Implications for practice
The FaME programme is feasible for primary care use, and has been shown to be effective. The estimates of effectiveness and costs presented here can be used to inform evidence-based physical activity and falls prevention policies and strategies. Further research is required to explore the reasons why community-dwelling older people decline participation in group exercise classes Factors associated with adherence should also be explored further.
Acknowledgments
We thank all those who participated in this study, including the research team, practice staff, postural stability instructors, peer mentors, and members of the trial steering committee.
Funding
The project described in this article was funded by the Health Technology Assessment stream of the National Institute for Health Research (NIHR) (project number 06/36/04).

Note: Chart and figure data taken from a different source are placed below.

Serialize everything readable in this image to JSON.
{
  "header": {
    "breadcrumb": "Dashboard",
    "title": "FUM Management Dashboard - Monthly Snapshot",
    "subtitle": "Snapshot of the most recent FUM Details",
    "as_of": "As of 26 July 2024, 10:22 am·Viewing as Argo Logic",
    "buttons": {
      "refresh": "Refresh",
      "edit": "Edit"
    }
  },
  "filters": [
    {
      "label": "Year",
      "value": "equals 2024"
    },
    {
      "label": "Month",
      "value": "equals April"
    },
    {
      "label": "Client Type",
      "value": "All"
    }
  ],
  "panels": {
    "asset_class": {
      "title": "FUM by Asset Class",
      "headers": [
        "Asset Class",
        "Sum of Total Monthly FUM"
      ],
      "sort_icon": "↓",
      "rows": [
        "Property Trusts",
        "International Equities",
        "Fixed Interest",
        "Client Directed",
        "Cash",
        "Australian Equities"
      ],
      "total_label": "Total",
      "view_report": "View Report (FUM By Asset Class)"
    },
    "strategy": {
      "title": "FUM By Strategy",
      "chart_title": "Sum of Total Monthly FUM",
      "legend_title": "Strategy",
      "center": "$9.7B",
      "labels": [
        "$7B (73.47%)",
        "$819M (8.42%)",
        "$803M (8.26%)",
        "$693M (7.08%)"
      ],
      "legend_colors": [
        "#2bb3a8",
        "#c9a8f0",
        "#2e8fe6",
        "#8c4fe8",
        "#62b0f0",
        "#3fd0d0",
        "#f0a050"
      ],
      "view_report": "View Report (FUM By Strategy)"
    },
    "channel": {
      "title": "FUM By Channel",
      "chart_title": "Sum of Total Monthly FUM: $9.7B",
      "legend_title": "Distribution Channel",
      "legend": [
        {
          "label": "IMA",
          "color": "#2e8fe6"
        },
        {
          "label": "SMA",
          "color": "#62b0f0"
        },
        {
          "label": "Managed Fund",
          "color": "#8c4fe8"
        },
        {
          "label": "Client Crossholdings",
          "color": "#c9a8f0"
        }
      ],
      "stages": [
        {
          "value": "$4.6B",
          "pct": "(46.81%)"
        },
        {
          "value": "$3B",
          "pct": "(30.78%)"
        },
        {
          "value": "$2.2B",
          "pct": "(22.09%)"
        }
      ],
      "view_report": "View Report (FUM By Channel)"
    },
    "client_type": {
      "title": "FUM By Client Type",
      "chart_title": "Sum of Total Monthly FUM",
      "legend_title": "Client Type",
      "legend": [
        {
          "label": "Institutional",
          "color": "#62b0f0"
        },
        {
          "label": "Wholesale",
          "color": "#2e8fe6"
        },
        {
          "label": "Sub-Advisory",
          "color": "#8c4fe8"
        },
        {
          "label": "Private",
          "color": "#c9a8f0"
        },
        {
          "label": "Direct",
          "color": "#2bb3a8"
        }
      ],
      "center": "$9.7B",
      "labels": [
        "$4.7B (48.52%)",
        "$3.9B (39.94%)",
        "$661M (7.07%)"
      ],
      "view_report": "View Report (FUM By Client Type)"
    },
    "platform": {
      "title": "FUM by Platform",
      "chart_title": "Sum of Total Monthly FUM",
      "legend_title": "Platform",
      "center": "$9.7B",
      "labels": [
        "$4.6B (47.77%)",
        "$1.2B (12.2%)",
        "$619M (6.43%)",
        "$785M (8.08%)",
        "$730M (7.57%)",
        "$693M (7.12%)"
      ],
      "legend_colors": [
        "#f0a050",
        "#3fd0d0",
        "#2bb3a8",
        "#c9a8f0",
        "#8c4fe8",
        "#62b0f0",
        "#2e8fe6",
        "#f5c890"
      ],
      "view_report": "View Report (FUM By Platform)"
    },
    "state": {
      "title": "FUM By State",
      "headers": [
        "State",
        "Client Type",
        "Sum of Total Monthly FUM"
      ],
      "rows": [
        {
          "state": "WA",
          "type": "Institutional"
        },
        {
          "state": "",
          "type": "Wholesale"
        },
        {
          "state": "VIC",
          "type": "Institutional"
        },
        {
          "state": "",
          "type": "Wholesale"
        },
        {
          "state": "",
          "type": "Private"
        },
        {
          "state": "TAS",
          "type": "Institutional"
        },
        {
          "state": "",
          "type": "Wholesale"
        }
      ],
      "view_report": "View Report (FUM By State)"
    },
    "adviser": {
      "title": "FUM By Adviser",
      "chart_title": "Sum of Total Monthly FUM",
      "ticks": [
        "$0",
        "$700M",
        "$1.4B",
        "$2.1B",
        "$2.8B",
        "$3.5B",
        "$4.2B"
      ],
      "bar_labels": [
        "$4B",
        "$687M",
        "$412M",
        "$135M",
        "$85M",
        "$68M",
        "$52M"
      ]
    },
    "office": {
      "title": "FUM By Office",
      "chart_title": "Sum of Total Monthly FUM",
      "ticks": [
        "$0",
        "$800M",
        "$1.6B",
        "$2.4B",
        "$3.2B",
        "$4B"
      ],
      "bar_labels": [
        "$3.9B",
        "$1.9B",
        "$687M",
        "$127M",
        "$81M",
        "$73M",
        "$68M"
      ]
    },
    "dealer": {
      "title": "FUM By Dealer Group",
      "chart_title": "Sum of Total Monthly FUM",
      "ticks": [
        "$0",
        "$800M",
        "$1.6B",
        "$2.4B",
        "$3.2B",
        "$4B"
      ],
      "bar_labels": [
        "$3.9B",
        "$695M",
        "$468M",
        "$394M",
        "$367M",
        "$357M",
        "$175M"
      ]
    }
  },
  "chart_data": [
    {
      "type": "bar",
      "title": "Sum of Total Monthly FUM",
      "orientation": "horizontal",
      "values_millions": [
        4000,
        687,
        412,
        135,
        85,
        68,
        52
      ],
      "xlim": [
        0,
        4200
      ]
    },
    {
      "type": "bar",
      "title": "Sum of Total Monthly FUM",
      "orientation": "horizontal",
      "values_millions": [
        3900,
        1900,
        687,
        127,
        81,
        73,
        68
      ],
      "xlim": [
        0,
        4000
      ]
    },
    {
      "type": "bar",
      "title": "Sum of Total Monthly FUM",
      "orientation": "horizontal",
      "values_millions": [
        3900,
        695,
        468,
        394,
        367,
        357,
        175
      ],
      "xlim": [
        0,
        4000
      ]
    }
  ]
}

The views expressed here are those of the authors, not of the Department of Health or the NIHR. The funders proposed modifications to the original study design, which were incorporated, but had no role in data collection and analysis, decision to publish, or preparation of the manuscript.
Ethical approval
Ethical approval was obtained from Nottingham Research Ethics Committee 2 (application number 08/H0408/72).
Provenance
Freely submitted; externally peer reviewed.
Competing interests
There were no financial relationships with any organisations that may have an interest in the submitted work other than Later Life Training Ltd for Dawn A Skelton and Susie Dinan-Young. The other authors have declared no competing interests.